= Omri Ben-Shahar =

Israeli academic

Omri Ben-Shahar (Hebrew: עומרי בן-שחר; born 1962) is the Leo and Eileen Herzel Professor of Law, and Kearney Director and founder of the Coase-Sandor Institute for Law and Economics at the University of Chicago Law School. Prior to his tenure at University of Chicago in 2008, Ben-Shahar was the Kirkland and Ellis Professor of Law and Economics at the University of Michigan, and was the founder and director of the Olin Center for Law and Economics from 1999 to 2008.
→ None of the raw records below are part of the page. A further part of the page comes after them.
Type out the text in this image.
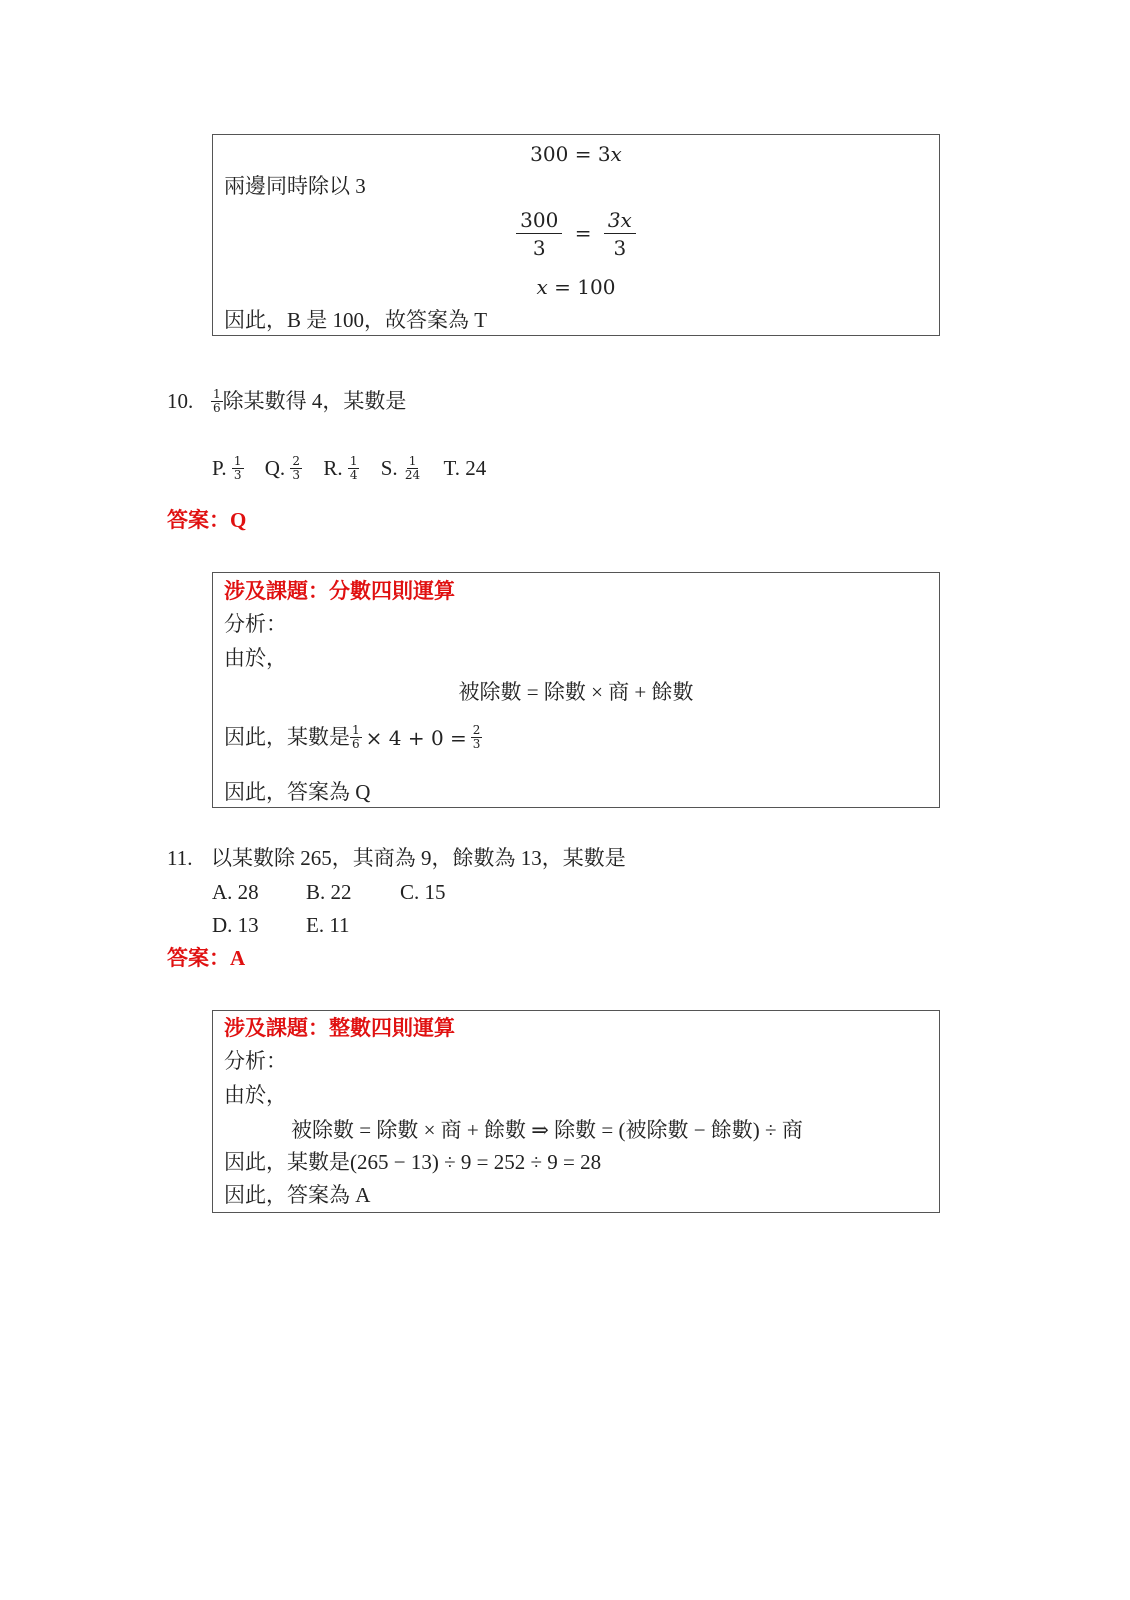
300 = 3x
兩邊同時除以 3
$\frac{300}{3} = \frac{3x}{3}$
x = 100
因此，B 是 100，故答案為 T
10. $\frac{1}{6}$ 除某數得 4，某數是
P. $\frac{1}{3} Q$. $\frac{2}{3} R$. $\frac{1}{4} S$. $\frac{1}{24} T$. 24
答案：Q
涉及課題：分數四則運算
分析：
由於，
被除數 = 除數 × 商 + 餘數
因此，某數是 $\frac{1}{6} \times 4 + 0 = \frac{2}{3}$
因此，答案為 Q
11. 以某數除 265，其商為 9，餘數為 13，某數是
A. 28 B. 22 C. 15
D. 13 E. 11
答案：A
涉及課題：整數四則運算
分析：
由於，
被除數 = 除數 × 商 + 餘數 ⇒ 除數 = (被除數 − 餘數) ÷ 商
因此，某數是(265 − 13) ÷ 9 = 252 ÷ 9 = 28
因此，答案為 A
Ben-Shahar is an expert in contracts, sales, trademark law, insurance law, consumer law, e-commerce, food law, law and economics, and game theory and the law. He writes primarily in the fields of contract law and consumer protection. One of the prominent pioneers of big data and law, his current research involves the use of big data in regulatory and market solutions to social and jurisprudential problems. Ben-Shahar is the most cited active scholar of commercial law in the United States.

==Education and career==
Ben-Shahar earned a BA and LLB in 1990 from Hebrew University in Jerusalem. He received his PhD in economics and SJD (in law) from Harvard in 1995. He was an assistant professor of law and economics at Tel-Aviv University from 1995, until he moved to the University of Michigan in 1999. In 2008, Ben-Shahar began teaching at the University of Chicago. Ben-Shahar is also the co-reporter for the American Law Institute's Restatement of Consumer Contracts. Ben-Shahar has published dozens of journal articles, and writes a biweekly OpEd at Forbes. He is a co-author (with Carl E. Schneider) of the book, More Than You Wanted to Know: The Failure of Mandated Disclosure (Princeton 2014). Together with Ariel Porat he wrote Personalized Law: Different Rules for Different People (Oxford 2021).